Step 4: Execute Your Plan
If you want to go old school, a notebook or pen and paper will do. You can also dump your figures into a spreadsheet and work your budget from there.
But if you’re always on the go and would prefer to manage your money at the tap of a fingertip, an online budgeting tool or app may be more ideal. Don’t know where to start? Check out this comprehensive list of budgeting software apps to put your spending plan in motion.
Step 5: Reward Yourself
You’ve worked diligently all month long to follow your budget. So why not reward yourself? This doesn’t mean blowing a wad of cash at the mall or on a mini-shopping spree or anything of the like. But you can work a small percentage into your budget to treat yourself each month.
Online Scheduling or Online Bill Payment
Scheduling your payments ahead of time using online or through your financial institution’s bill pay feature decreases the likelihood of blowing your budget. Why so? Despite the fact that funds will be sitting into your account until the date they are due to be withdrawn, you’ll know the money is off limits for casual spending.
Instead of scrambling to save money each month after the well runs dry, make it a priority by automating your savings. By having the funds sent to a separate account the moment your direct deposit is disbursed, you don’t have to go through the hassle of making an additional transfer. Plus, it won’t be as tempting to spend money that’s sitting in a savings account that you don’t make regular transactions out of.
If you’re self-employed, you’ll have to be a bit more disciplined. Assuming you don’t pay yourself a salary, make it a priority to transfer funds into your bank account each time funds hit your account. Doing so will ensure you hit your savings targets each month.
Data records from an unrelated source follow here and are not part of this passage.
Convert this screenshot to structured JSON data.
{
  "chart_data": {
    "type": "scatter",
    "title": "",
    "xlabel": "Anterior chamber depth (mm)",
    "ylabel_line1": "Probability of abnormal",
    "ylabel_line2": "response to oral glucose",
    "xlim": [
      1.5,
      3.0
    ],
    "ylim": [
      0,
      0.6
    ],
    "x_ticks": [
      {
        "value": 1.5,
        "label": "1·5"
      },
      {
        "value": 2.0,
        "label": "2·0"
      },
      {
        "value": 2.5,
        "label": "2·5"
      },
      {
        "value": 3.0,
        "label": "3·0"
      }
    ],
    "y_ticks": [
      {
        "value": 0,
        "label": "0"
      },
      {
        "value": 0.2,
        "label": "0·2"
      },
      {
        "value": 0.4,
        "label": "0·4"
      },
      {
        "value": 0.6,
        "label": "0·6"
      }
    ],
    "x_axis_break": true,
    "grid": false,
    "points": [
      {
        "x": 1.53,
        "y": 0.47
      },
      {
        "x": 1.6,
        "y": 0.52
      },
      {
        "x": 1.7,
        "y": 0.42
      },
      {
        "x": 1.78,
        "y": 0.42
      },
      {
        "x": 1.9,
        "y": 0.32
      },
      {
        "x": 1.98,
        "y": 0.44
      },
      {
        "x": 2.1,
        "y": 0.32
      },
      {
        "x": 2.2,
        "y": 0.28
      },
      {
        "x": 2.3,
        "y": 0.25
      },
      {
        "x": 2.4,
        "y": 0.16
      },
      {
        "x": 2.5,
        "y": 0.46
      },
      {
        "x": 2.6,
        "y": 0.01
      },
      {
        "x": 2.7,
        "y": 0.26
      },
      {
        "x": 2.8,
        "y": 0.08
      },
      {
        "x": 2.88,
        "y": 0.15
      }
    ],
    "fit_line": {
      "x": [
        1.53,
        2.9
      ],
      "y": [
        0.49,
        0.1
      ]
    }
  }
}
Not a big fan of cards and prefer to use cash for everyday expenses? The envelope system may be the perfect fit for you. In a nutshell, you’d transfer the amount you budget for savings to the appropriate account, pay your bills, and place what’s left in envelopes labeled by their intended use. Funds can be moved between envelopes, but once they’re empty, your spending stops until the next budget cycle.
This system can be highly beneficial if you frequently overdraw your account from making everyday purchases. It also eliminates the need to track every penny of your disposable income spent on “wants” as it’s much easier to see where you stand with cash in hand than to keep track of account balances that may not reflect what you’ve actually spent.
If the idea of having that much cash on hand doesn’t sit well with you, try opening an account solely for your disposable income. Request a debit card and set up account alerts to avoid overspending.
And if you’re really disciplined, you could use a rewards credit cards to earn something in return for your spending, but you must pay it off each month to avoid interest. The easiest way to make this method work for you is by setting spending limits.
Making a budget doesn’t have to be a grueling exercise. By following these budgeting tips, you’ll be on your way to mastering your money. And don’t forget to tweak your numbers as your goals or needs change.